Because of inductances and interwinding capacitance, it is not cheap to make one with more than 2 decades of bandwidth and high X(f)/R ratio unless something is compromised.

Audio Transformers are sold by audio circuit impedances when the frequency range is defined, but the design must be done in inductance and inductive impedance.


Part of your circuit for giggles & kicks. 1:1 ratios https://tinyurl.com/2zvrge8s

View attachment 138724
The final circuit I put on perfboard actually had 100K resistance across the last transformer output and coils themselfs were around 20 Henry. Looking at your graph it looks like it would get around 10Khz max so maybe my measurements were bit off. But many people just use max 10Khz transformers to save money on the modulator. I think it is low bandwidth is not really hear able when you put in the harmonics and other distortions of this type of modulator. I think LEDs provided some kind of limit to carrier leakage with their high voltage drop but for some reason I wasn't able to replicate the first circuits performance after adding the cancelling fine tune pots. Even after removing those pots it wasn't the same.

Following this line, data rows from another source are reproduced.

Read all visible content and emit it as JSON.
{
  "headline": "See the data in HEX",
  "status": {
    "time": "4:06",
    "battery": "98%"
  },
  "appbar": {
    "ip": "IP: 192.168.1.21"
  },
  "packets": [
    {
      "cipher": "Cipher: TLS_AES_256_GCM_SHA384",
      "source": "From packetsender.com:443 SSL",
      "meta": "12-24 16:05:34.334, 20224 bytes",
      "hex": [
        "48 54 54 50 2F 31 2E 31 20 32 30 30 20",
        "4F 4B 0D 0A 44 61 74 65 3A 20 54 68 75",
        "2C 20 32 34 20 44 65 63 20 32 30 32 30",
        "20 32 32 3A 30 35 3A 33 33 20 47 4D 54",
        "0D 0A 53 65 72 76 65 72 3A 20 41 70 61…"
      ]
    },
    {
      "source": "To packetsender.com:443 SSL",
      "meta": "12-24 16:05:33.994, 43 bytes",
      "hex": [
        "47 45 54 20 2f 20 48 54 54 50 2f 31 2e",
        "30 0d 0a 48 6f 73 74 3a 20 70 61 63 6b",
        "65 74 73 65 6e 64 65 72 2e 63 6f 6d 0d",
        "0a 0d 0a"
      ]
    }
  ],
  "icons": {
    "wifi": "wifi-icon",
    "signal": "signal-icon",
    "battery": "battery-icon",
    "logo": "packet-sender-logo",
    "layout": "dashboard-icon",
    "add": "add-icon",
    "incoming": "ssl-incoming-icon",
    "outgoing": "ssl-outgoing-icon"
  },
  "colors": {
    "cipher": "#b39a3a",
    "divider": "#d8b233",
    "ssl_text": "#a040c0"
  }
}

Probably pursuing this old way of making a ring modulator is pretty cost inefficient and ain't any better in quality department compared with modern aproach. I was honestly messing around to see if I could get the original Dalek voice from Doctor Who in the original way they did. But if I build another one in future I will go with rjenkinsgb's design.
 

Jverive

New Member
1n34 diode compared to a silicon small signal one give similar Vd
Datasheet says forward voltage is max 1V. Should I buy another diode. 1n270 datasheet also says max 1V.
Most point-contact small-signal PN diodes have small contact area with relatively high contact resistance,, so the current that passes through them is limited and causes a higher voltage drop than "regular" diodes.
 

Tony Stewart

Well-Known Member
Most Helpful Member
Most point-contact small-signal PN diodes have small contact area with relatively high contact resistance,, so the current that passes through them is limited and causes a higher voltage drop than "regular" diodes.
Very true and predictable. The electrode interface is the main part of the bulk resistance that makes the square-law diode into a resistor at power limit. The rated power is usually inversely related to the Rs bulk resistance. Rs=k/Pmax where k = 0.2 to 1 typically. High voltage zeners have more bulk resistance in the semiconductor and thus a much high k value.